Incontournable tendance de veille, la décarbonation (aussi appelée décarbonisation) est devenue l’un des termes les plus représentatifs des débats, des conversations mais aussi des actions entreprises concernant le changement climatique et la durabilité environnementale.
La définition officielle en est simple : il s’agit de la mise en place de mesures et de techniques visant à limiter les émissions de dioxyde de carbone (CO2) et autres gaz à effet de serre dans une industrie ou un secteur d'activité. On pourrait y ajouter “tout en assurant le fonctionnement satisfaisant de l’économie globale”.
De nombreux pays ont déjà pris des actions concrètes pour répondre aux objectifs fixés par les différentes COP (Conference Of the Parties) supervisées par les Nations Unies. Dernière annonce majeure en Amérique du Nord (Octobre 2023), celle des États-Unis avec le lancement de deux projets majeurs de captage de CO2 dans l’atmosphère situés au Texas et en Louisiane. Chacun de ces projets vise l’élimination d’un million de tonnes de CO2 par an grâce à des techniques de captage direct dans l’air (DAC:Direct air capture) développées par l’entreprise suisse Climeworks.

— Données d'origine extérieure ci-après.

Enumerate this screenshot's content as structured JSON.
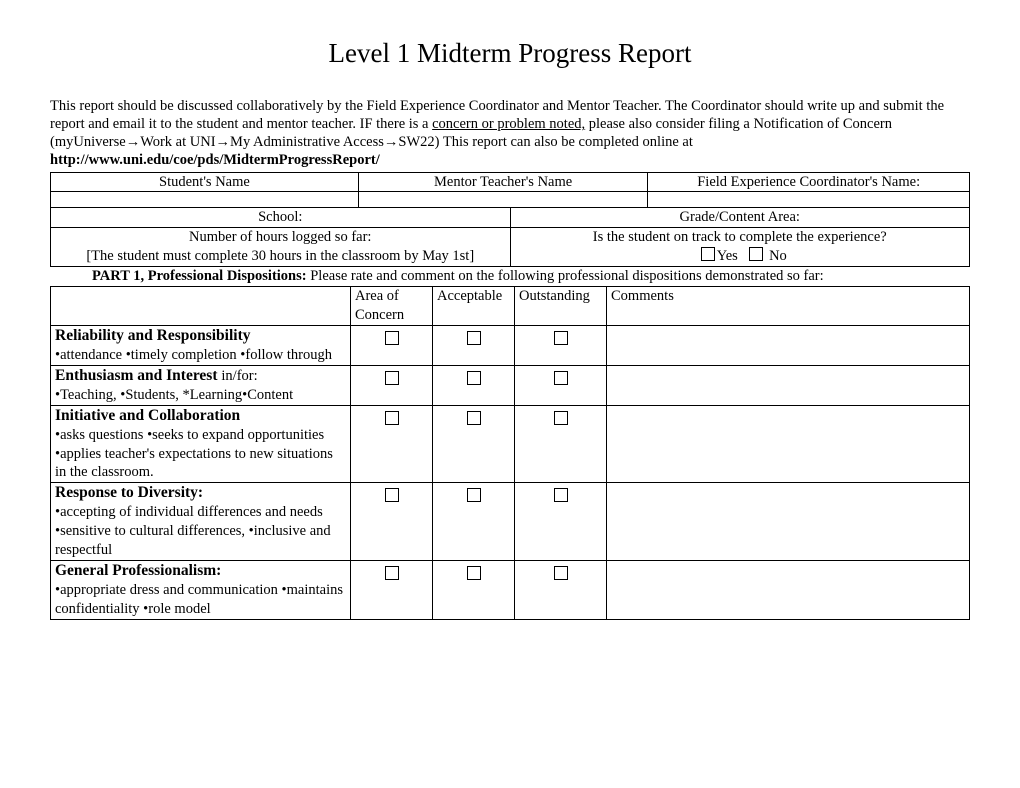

La technologie reste, toutefois, controversée : selon le Réseau action climat (RAC), qui fédère la plupart des associations sur le climat, le DAC est une « fausse solution » qui détourne l'attention de l'« efficacité énergétique et de la décarbonation des sources d'énergie utilisée …. Le captage et le stockage du carbone sont des outils de greenwashing plus que des vrais progrès pour le climat », affirmait même le RAC dans un communiqué publié en avril 2022 » (Source AFP).
Plusieurs secteurs voient leurs activités très clairement impactées et attendues par les observateurs mondiaux pour des changements de pratiques majeurs, c’est le cas de l’agriculture.
Selon le dernier rapport du GIEC (Groupe d'experts intergouvernemental sur l'évolution du climat), l’agriculture représente 22 % des émissions mondiales de gaz à effet de serre et plus d’un tiers en y ajoutant le transport de ses marchandises/intrants. Le secteur est donc clairement visé pour prendre des mesures sans précédent et à grande échelle afin de réduire ses émissions.
Le paradoxe de la situation est que l'agriculture peut également contribuer à absorber les GES qui s’accumulent dans l’atmosphère : en optimisant le rôle des puits de carbone naturels présents ou à développer sur les exploitations (agriculture bas carbone ou à carbone vivant) ou bien en captant et en ré-utilisant le méthane issu de l’agro-industrie.
Avec l’engagement à l’échelle fédérale du gouvernement canadien de réduire de 30 % des émissions de gaz à effet de serre (GES) d’ici 2030, un enjeu crucial s'annonce donc pour les agriculteurs : le secteur devra-t-il faire plus de sacrifices pour aider à atteindre les objectifs du Canada en matière de changements climatiques, ou, au contraire, peut-il facilement s’adapter et saisir l’occasion de fournir des services de stockage, de séquestration de carbone et de réduction des GES de grande envergure?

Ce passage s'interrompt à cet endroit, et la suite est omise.